|Changes to CPR due to the COVID-19 Pandemic|
CPR for Adults and Children with Suspected or Confirmed COVID-19
The evolving and expanding outbreak of COVID-19 has created significant challenges with the safe resuscitation of cardiac arrest patients requiring modification of long established practices and procedures. CPR in the absence of specific personal protective equipment may present a highly infectious environment for the rescuer. The following considerations are from the American Heart Association and National Association of Emergency Physicians for cardiac arrest in victims with suspected or confirmed COVID-19:
1. With community spread, it may be reasonable to suspect COVID-19 in all cardiac arrests, by default.
2. Chest compressions:
a.
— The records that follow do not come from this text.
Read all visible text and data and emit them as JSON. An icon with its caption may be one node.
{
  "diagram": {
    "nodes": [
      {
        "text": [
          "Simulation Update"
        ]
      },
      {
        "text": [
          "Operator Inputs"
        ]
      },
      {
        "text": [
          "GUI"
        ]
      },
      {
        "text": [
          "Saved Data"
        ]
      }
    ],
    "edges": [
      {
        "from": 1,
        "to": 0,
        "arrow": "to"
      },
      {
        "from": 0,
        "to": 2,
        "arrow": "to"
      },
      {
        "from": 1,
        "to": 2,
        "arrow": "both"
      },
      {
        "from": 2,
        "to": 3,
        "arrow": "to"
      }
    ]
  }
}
For adults: Rescuers should perform at least hands-only CPR after recognition of a cardiac arrest event, if willing and able, especially if they are household members who have been exposed to the victim at home. (A face mask or cloth covering the mouth and nose of the rescuer and/or victim may reduce the risk of transmission to rescuers.)
b. For children: Rescuers should perform chest compressions and consider mouth-to-mouth ventilation, if willing and able, given the higher incidence of respiratory arrest in children, especially if they are household members who have been exposed to the victim at home. (A face mask or cloth covering the mouth and nose of the rescuer and/or victim may reduce the risk of transmission to a non-household bystander if unable or unwilling to perform mouth-to-mouth ventilation.)
3. Public access defibrillation: Because defibrillation is not expected to be a highly aerosolizing procedure, rescuers should use an automated external defibrillator, if available, to assess and treat victims of cardiac arrest.
And, please remember, you never have to respond if you are not comfortable doing so.